Configset API provides functions for the above mentioned work flow, including:
 
`void git_configset_init(struct config_set *cs)`::
 
	Initializes the config_set `cs`.
 
`int git_configset_add_file(struct config_set *cs, const char *filename)`::
 
	Parses the file and adds the variable-value pairs to the `config_set`,
	dies if there is an error in parsing the file. Returns 0 on success, or
	-1 if the file does not exist or is inaccessible. The user has to decide
	if he wants to free the incomplete configset or continue using it when
	the function returns -1.
 
`int git_configset_get_value(struct config_set *cs, const char *key, const char **value)`::
 
	Finds the highest-priority value for the configuration variable `key`
	and config set `cs`, stores the pointer to it in `value` and returns 0.
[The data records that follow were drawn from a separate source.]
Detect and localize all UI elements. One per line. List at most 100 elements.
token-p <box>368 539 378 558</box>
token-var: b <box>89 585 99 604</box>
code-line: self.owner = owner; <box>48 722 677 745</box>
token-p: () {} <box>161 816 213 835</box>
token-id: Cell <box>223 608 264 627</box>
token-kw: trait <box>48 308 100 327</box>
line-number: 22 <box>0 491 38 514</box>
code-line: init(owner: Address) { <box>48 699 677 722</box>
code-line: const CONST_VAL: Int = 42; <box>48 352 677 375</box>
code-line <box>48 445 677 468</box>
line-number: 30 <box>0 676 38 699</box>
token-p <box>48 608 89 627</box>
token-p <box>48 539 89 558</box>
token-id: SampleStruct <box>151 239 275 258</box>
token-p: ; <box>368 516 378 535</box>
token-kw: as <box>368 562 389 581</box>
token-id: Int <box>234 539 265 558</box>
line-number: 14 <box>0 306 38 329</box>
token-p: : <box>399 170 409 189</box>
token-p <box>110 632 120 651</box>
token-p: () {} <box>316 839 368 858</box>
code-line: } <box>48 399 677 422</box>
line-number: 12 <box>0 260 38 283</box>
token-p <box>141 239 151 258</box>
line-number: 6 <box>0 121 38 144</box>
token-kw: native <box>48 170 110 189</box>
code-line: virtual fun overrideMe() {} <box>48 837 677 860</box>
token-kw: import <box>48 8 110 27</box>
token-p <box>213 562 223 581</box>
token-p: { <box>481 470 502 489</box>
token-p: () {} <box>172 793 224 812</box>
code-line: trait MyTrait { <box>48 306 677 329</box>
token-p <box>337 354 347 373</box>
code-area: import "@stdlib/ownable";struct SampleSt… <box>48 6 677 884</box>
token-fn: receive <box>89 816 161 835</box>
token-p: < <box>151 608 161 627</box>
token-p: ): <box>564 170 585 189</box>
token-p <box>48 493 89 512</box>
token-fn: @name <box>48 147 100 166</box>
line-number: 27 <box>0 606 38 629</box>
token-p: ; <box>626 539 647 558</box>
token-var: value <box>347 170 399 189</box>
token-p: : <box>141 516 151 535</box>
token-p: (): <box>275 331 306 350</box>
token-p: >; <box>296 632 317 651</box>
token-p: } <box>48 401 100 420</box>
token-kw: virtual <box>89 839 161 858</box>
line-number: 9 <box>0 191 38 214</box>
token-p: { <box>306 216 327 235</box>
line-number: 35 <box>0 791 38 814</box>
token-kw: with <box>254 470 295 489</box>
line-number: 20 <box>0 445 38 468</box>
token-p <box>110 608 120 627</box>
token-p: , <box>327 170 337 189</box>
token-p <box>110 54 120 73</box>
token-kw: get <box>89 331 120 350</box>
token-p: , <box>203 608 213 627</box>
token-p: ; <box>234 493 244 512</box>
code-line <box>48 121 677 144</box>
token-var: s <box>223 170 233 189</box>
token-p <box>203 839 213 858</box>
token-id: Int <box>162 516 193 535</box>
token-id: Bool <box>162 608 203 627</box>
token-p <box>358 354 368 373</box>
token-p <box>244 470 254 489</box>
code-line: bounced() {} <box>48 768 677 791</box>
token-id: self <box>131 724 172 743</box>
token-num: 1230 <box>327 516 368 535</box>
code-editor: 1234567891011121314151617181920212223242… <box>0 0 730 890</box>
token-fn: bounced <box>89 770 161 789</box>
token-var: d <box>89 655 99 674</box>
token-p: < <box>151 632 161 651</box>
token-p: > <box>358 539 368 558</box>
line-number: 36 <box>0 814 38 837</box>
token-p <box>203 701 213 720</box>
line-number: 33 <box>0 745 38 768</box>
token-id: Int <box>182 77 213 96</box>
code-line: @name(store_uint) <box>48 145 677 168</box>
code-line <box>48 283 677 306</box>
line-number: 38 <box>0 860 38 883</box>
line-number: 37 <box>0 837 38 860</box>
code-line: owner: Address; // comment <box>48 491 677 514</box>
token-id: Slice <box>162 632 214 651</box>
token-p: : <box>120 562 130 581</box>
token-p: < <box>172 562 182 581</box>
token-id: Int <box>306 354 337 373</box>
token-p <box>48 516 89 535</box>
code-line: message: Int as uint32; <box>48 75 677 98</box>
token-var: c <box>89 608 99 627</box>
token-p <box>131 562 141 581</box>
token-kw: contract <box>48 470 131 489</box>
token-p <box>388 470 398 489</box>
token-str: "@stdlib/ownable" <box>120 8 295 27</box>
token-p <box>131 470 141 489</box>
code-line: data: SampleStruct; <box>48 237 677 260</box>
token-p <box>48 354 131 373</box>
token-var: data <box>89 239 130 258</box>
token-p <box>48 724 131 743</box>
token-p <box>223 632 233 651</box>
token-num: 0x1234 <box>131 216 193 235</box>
	When the configuration variable `key` is not found, returns 1 without
	touching `value`. The caller should not free or modify `value`, as it
	is owned by the cache.
 
`const struct string_list *git_configset_get_value_multi(struct config_set *cs, const char *key)`::
 
	Finds and returns the value list, sorted in order of increasing priority
	for the configuration variable `key` and config set `cs`. When the
	configuration variable `key` is not found, returns NULL. The caller
	should not free or modify the returned pointer, as it is owned by the cache.
 
`void git_configset_clear(struct config_set *cs)`::
 
	Clears `config_set` structure, removes all saved variable-value pairs.
 
In addition to above functions, the `config_set` API provides type specific
functions in the vein of `git_config_get_int` and family but with an extra
parameter, pointer to struct `config_set`.
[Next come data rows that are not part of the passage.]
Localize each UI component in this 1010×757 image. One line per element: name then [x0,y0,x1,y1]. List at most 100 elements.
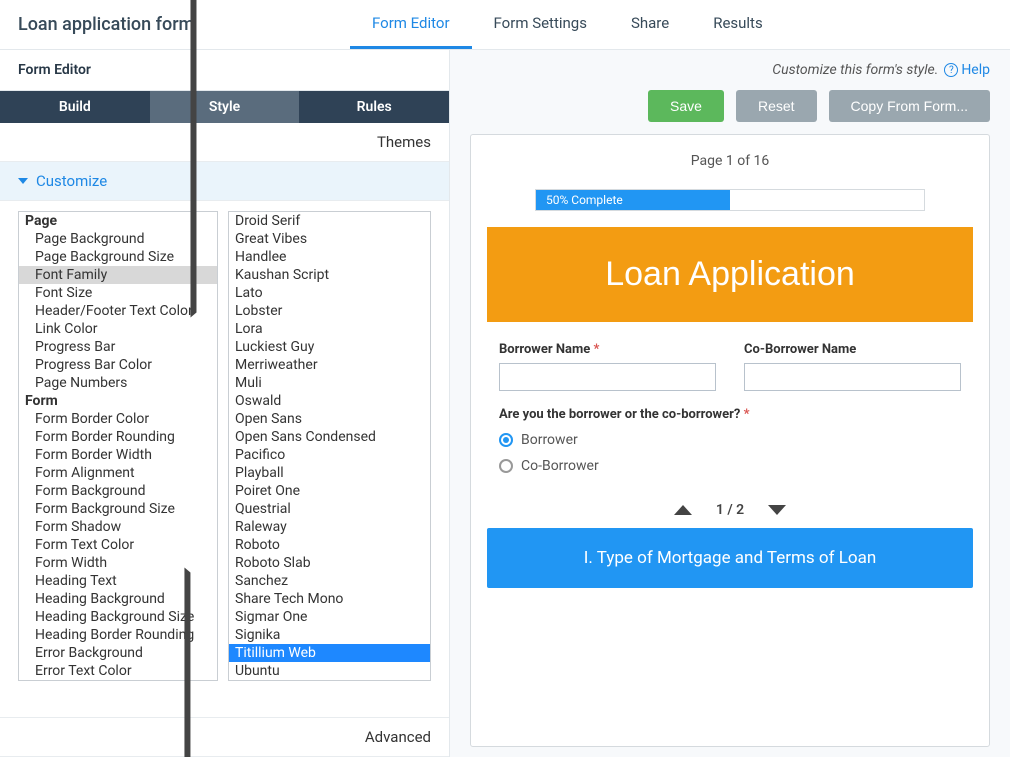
tab-results[interactable]: Results [691,0,785,49]
progress-bar-fill: 50% Complete [536,190,730,210]
settings-item[interactable]: Font Family [19,266,217,284]
preview-scroll[interactable]: Page 1 of 16 50% Complete Loan Applicati… [477,141,983,740]
tab-share[interactable]: Share [609,0,691,49]
settings-item[interactable]: Progress Bar Color [19,356,217,374]
borrower-label: Borrower Name * [499,342,716,357]
settings-item[interactable]: Page Numbers [19,374,217,392]
role-question: Are you the borrower or the co-borrower?… [487,407,973,422]
font-option[interactable]: Open Sans Condensed [229,428,430,446]
help-icon: ? [944,63,958,77]
settings-item[interactable]: Page Background [19,230,217,248]
field-row: Borrower Name * Co-Borrower Name [487,342,973,407]
section-banner: I. Type of Mortgage and Terms of Loan [487,528,973,588]
font-option[interactable]: Great Vibes [229,230,430,248]
font-option[interactable]: Poiret One [229,482,430,500]
preview-frame: Page 1 of 16 50% Complete Loan Applicati… [470,134,990,747]
accordion-advanced-label: Advanced [365,728,431,746]
coborrower-input[interactable] [744,363,961,391]
radio-on-icon [499,433,513,447]
settings-item[interactable]: Form Text Color [19,536,217,554]
accordion-customize-label: Customize [36,172,107,190]
font-option[interactable]: Roboto [229,536,430,554]
subtab-rules[interactable]: Rules [299,91,449,123]
pager-prev-icon[interactable] [674,505,692,515]
font-option[interactable]: Raleway [229,518,430,536]
settings-item[interactable]: Form Border Color [19,410,217,428]
font-option[interactable]: Pacifico [229,446,430,464]
font-option[interactable]: Share Tech Mono [229,590,430,608]
font-option[interactable]: Muli [229,374,430,392]
radio-coborrower[interactable]: Co-Borrower [499,458,961,474]
font-option[interactable]: Playball [229,464,430,482]
top-nav: Form Editor Form Settings Share Results [350,0,785,49]
save-button[interactable]: Save [648,90,724,122]
settings-group: Form [19,392,217,410]
subnav: Build Style Rules [0,91,449,123]
radio-borrower[interactable]: Borrower [499,432,961,448]
subtab-build[interactable]: Build [0,91,150,123]
right-panel: Customize this form's style. ? Help Save… [450,50,1010,757]
settings-item[interactable]: Form Shadow [19,518,217,536]
font-option[interactable]: Droid Serif [229,212,430,230]
font-option[interactable]: Sanchez [229,572,430,590]
font-option[interactable]: Lobster [229,302,430,320]
radio-off-icon [499,459,513,473]
pager-next-icon[interactable] [768,505,786,515]
settings-item[interactable]: Form Border Rounding [19,428,217,446]
help-label: Help [961,62,990,78]
font-option[interactable]: Ubuntu [229,662,430,680]
form-hero-title: Loan Application [487,227,973,322]
coborrower-label: Co-Borrower Name [744,342,961,357]
accordion-themes-label: Themes [377,133,431,151]
chevron-right-icon [190,0,196,317]
settings-item[interactable]: Page Background Size [19,248,217,266]
settings-item[interactable]: Font Size [19,284,217,302]
font-option[interactable]: Sigmar One [229,608,430,626]
font-option[interactable]: Merriweather [229,356,430,374]
font-option[interactable]: Lato [229,284,430,302]
settings-item[interactable]: Link Color [19,320,217,338]
font-option[interactable]: Questrial [229,500,430,518]
settings-item[interactable]: Form Border Width [19,446,217,464]
settings-item[interactable]: Form Background [19,482,217,500]
tab-form-editor[interactable]: Form Editor [350,0,472,49]
font-option[interactable]: Open Sans [229,410,430,428]
left-panel: Form Editor Build Style Rules Themes Cus… [0,50,450,757]
top-bar: Loan application form Form Editor Form S… [0,0,1010,50]
section-pager: 1 / 2 [487,502,973,518]
settings-group: Page [19,212,217,230]
font-option[interactable]: Roboto Slab [229,554,430,572]
borrower-input[interactable] [499,363,716,391]
tab-form-settings[interactable]: Form Settings [472,0,609,49]
font-option[interactable]: Handlee [229,248,430,266]
help-link[interactable]: ? Help [944,62,990,78]
panel-title: Form Editor [0,50,449,91]
role-radios: Borrower Co-Borrower [487,432,973,498]
pager-text: 1 / 2 [716,502,744,518]
accordion-customize[interactable]: Customize [0,162,449,201]
reset-button[interactable]: Reset [736,90,817,122]
page-indicator: Page 1 of 16 [487,153,973,169]
font-options-list[interactable]: Droid SerifGreat VibesHandleeKaushan Scr… [228,211,431,681]
settings-item[interactable]: Form Background Size [19,500,217,518]
font-option[interactable]: Signika [229,626,430,644]
font-option[interactable]: Lora [229,320,430,338]
form-title: Loan application form [0,14,350,35]
font-option[interactable]: Oswald [229,392,430,410]
accordion-advanced[interactable]: Advanced [0,717,449,757]
settings-item[interactable]: Progress Bar [19,338,217,356]
progress-bar-track: 50% Complete [535,189,925,211]
action-buttons: Save Reset Copy From Form... [450,90,1010,134]
font-option[interactable]: Luckiest Guy [229,338,430,356]
customize-hint: Customize this form's style. [772,62,938,78]
settings-item[interactable]: Form Alignment [19,464,217,482]
subtab-style[interactable]: Style [150,91,300,123]
accordion-themes[interactable]: Themes [0,123,449,162]
copy-from-form-button[interactable]: Copy From Form... [829,90,990,122]
font-option[interactable]: Titillium Web [229,644,430,662]
right-header: Customize this form's style. ? Help [450,50,1010,90]
font-option[interactable]: Kaushan Script [229,266,430,284]
settings-item[interactable]: Header/Footer Text Color [19,302,217,320]
chevron-down-icon [18,178,28,184]
chevron-right-icon [184,568,190,757]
They all behave similarly to the `git_config_get*()` family described in
"Querying For Specific Variables" above.
 
Writing Config Files
--------------------
 
Git gives multiple entry points in the Config API to write config values to
files namely `git_config_set_in_file` and `git_config_set`, which write to
a specific config file or to `.git/config` respectively. They both take a
key/value pair as parameter.
In the end they both call `git_config_set_multivar_in_file` which takes four
parameters:
 
- the name of the file, as a string, to which key/value pairs will be written.
 
- the name of key, as a string. This is in canonical "flat" form: the section,
  subsection, and variable segments will be separated by dots, and the section
  and variable segments will be all lowercase.
  E.g., `core.ignorecase`, `diff.SomeType.textconv`.
 
- the value of the variable, as a string. If value is equal to NULL, it will
  remove the matching key from the config file.
 
- the value regex, as a string. It will disregard key/value pairs where value
  does not match.
 
- a multi_replace value, as an int. If value is equal to zero, nothing or only
  one matching key/value is replaced, else all matching key/values (regardless
  how many) are removed, before the new pair is written.
 
It returns 0 on success.
 
Also, there are functions `git_config_rename_section` and
`git_config_rename_section_in_file` with parameters `old_name` and `new_name`
for renaming or removing sections in the config files. If NULL is passed
through `new_name` parameter, the section will be removed from the config file.